Un altro equivoco ancora diffuso in Occidente è che la Cina sia un capitalismo di stato. In realtà, a fianco del sistema pubblico, che esiste anche da noi, si è creato un sistema privato ultracapitalista e ultraconcorrenziale. Il potere politico è meno sensibile che in Occidente alle pressioni dei magnati e i gruppi d’interesse hanno influenza a livello locale, ma molto meno a livello nazionale.

La grande differenza tra Occidente e Asia non passa dunque per il grado di controllo pubblico dell’economia, che in alcuni settori è maggiore da noi che da loro (si pensi all’auto, con Renault e Volkswagen pubbliche e i produttori cinesi tutti privati).

La differenza è nell’obiettivo strategico delle imprese private, che da noi è la massimizzazione del profitto per gli azionisti, mentre in Asia (con l’eccezione dell’India) è la massimizzazione della quota di mercato. Il risultato è che l’impresa occidentale non scarica sui prezzi i miglioramenti di produttività e li distribuisce agli azionisti come extraprofitti. In Asia i miglioramenti di produttività vengono invece immediatamente scaricati sui prezzi, con vantaggio dei consumatori (noi occidentali importatori inclusi, naturalmente). Inoltre noi usiamo la finanziarizzazione per alzare il prezzo di borsa (ad esempio con l’acquisto di azioni proprie), in Asia molto meno.

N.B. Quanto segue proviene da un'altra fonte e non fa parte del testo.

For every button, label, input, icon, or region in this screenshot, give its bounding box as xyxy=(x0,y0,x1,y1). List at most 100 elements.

La presenza di molte aziende pubbliche non o poco profittevoli da una parte, i profitti delle imprese private sacrificati sull’altare della quota di mercato dall’altra spiegano dunque l’apparente mistero. Ci riferiamo al fatto che mentre l’economia asiatica cresce strutturalmente più delle nostre e conquista ogni anno quote di mercato, le nostre borse vanno molto meglio delle loro. Il contrario vale per i bond, almeno per quelli cinesi. L’Asia produce ed esporta deflazione e i suoi bond salgono di prezzo.

Dal punto di vista azionario, dunque, l’Asia è una grande trappola di valore. È eternamente sottovalutata rispetto a noi, ma continua a esserlo perché i suoi profitti sono bassi e crescono poco per costruzione.

Qualcosa però sta cambiando e in un mondo, il nostro, in cui le valutazioni hanno raggiunto livelli elevati, è per un gestore un peccato di omissione non prestare attenzione a quello che sta accadendo in Asia.

Ci riferiamo in particolare a Corea e Cina, anche perché il Giappone è in una fase complessa e anche confusa di ricerca e ridefinizione delle sue priorità.

In Corea l’ampio rialzo azionario dell’ultimo mese segue l’elezione a presidente di Lee Jae-myng. La borsa anticipa le riforme che Lee ha presentato in campagna elettorale, particolarmente favorevoli per gli azionisti e per le imprese. Non stiamo dando necessariamente un’indicazione  di acquisto (molto è già nei prezzi) ma segnalando un cambiamento di mentalità in un paese in cui gli azionisti sono sempre stati trascurati.

Ancora più significativi i cambiamenti in Cina. L’inflazione al consumo anno su anno è negativa (- 0.1) e il governo teme che, di fronte ai dazi di Trump, le imprese cinesi si preparino ad abbassare ulteriormente i prezzi. Da qui, come riporta China Banking News, i richiami crescenti, che presto potrebbero diventare linea ufficiale, affinché le imprese evitino la spirale della concorrenza (involuted competition, che sta anche per concorrenza assurda) facendosi la guerra tra loro a tutto vantaggio del consumatore americano e a danno dei profitti. I profitti ci vogliono, va dicendo il governo cinese, ed è meglio che le imprese usino gli aumenti di produttività per finanziare la ricerca e migliorare i loro prodotti piuttosto che per tagliare i prezzi.

Detta così, gli utili per gli azionisti non sono ancora la priorità, ma è già un passo in quella direzione. A questo va aggiunta l’idea, proposta da economisti autorevoli e vicini al governo, di promuovere un generale rialzo strutturale della borsa cinese per creare tra gli investitori un effetto ricchezza che rovesci il clima depresso diffusosi in seguito allo sgonfiarsi della bolla immobiliare e aumenti la propensione ai consumi interni. L’export cinese sta andando molto bene, ma prima o poi i mercati esteri diverranno meno ospitali e sarà indispensabile sostenere in tutti i modi il mercato interno.

In conclusione, i nostri mercati azionari appaiono solidi e la correzione d’autunno, se ci sarà, si profila contenuta. Il mondo però è grande e merita attenzione.